In today’s culture of instant gratification and next-day deliveries, consumers have heightened expectations. They demand improved products, and they want them faster. That is true whether they are buying socks and cellphones or paint, plastics, or cleaning products.
CURRENT AND EVOLVING TECHNOLOGY PROVIDES SEVERAL ALTERNATIVES FOR SPEEDING UP THE PROCESS OF BRINGING NEW AND IMPROVED PRODUCTS TO MARKET
Consequently, the chemical industry is facing unprecedented pressure to produce more advanced and innovative products, more quickly. To keep up, chemical companies must bring products to market faster. Fortunately, current and evolving technology provides several alternatives for speeding up the process of bringing new and improved products to market.
One of the most promising means for speeding up innovation is dry-lab testing, which uses high-powered computers combined with artificial intelligence (AI) to simulate experiments to enable swift, efficient innovation.
Dry-lab testing takes the physical world into account in experiments, allowing chemists to reproduce real-world results in a fully simulated environment.
Dry-lab testing accelerates product development by enabling chemists to run hundreds of thousands of experiments rapidly at the same time, then use machine learning to analyze the results to determine success rates and suggest ways to optimize conditions of the experiments for better outcomes.
As the experiments run, the AI collects and analyzes all the data, making the experiments more and more precise over time. These innovative simulated testing methods allow new products to be researched and developed in months instead of years. This practice is also good for sustainability, as simulations reduce waste products.
Still, the most successful chemical companies are those that don’t simply speed up testing and product development. To thrive in the current marketplace, companies need to accurately forecast tomorrow’s customer demands.

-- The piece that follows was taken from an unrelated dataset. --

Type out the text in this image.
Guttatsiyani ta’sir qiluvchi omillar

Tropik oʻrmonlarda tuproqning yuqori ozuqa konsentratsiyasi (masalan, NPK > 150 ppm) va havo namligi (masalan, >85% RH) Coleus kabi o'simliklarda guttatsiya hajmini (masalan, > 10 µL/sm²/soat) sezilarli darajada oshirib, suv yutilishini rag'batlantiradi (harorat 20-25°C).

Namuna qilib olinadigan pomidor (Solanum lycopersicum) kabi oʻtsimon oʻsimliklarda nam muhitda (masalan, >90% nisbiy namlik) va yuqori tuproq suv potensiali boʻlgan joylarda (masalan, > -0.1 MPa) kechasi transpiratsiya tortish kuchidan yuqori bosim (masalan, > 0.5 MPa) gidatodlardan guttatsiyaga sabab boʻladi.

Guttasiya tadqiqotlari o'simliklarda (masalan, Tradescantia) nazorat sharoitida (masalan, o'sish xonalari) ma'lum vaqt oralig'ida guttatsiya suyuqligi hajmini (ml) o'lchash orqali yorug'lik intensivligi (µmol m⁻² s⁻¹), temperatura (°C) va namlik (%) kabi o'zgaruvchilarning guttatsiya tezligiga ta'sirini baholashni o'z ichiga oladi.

Here again, technology can provide companies with what they need to remain ahead of demand. For example, Microsoft Dynamics 365 machine learning uses complex algorithms to interpret sales data to identify product demand patterns. Using this data, machine learning can predict future demand. As technology grows more sophisticated, predictions become increasingly accurate, and can even incorporate data from third-party sources and publicly available information such as patent data.
Future refinements in machine learning will allow modeling and will consider things like economic changes, regional variances, political developments, and weather patterns. Using the information provided by these calculations, chemical companies can determine which products to develop next. In the coming years, the information provided by machine learning and other evolving and emerging technologies will likely provide the chemical industry with invaluable insights that will allow them to not only keep with product demand but also anticipate market shifts and lead the way in responding to changing demands.
Upskilling Employees
To fully gain from technological developments, chemical companies likely will need to invest in their people and their capabilities. But this could be a challenge for the industry: PwC’s 2020 Global CEO Survey reports that 33% of CEOs in the chemicals sector are extremely concerned about the availability of key skills.
Upskilling employees will be critical – recognizing skills gaps and mismatches and creating programs to develop necessary capabilities. This will require a collaborative approach across an organization, including HR, IT, finance and operations.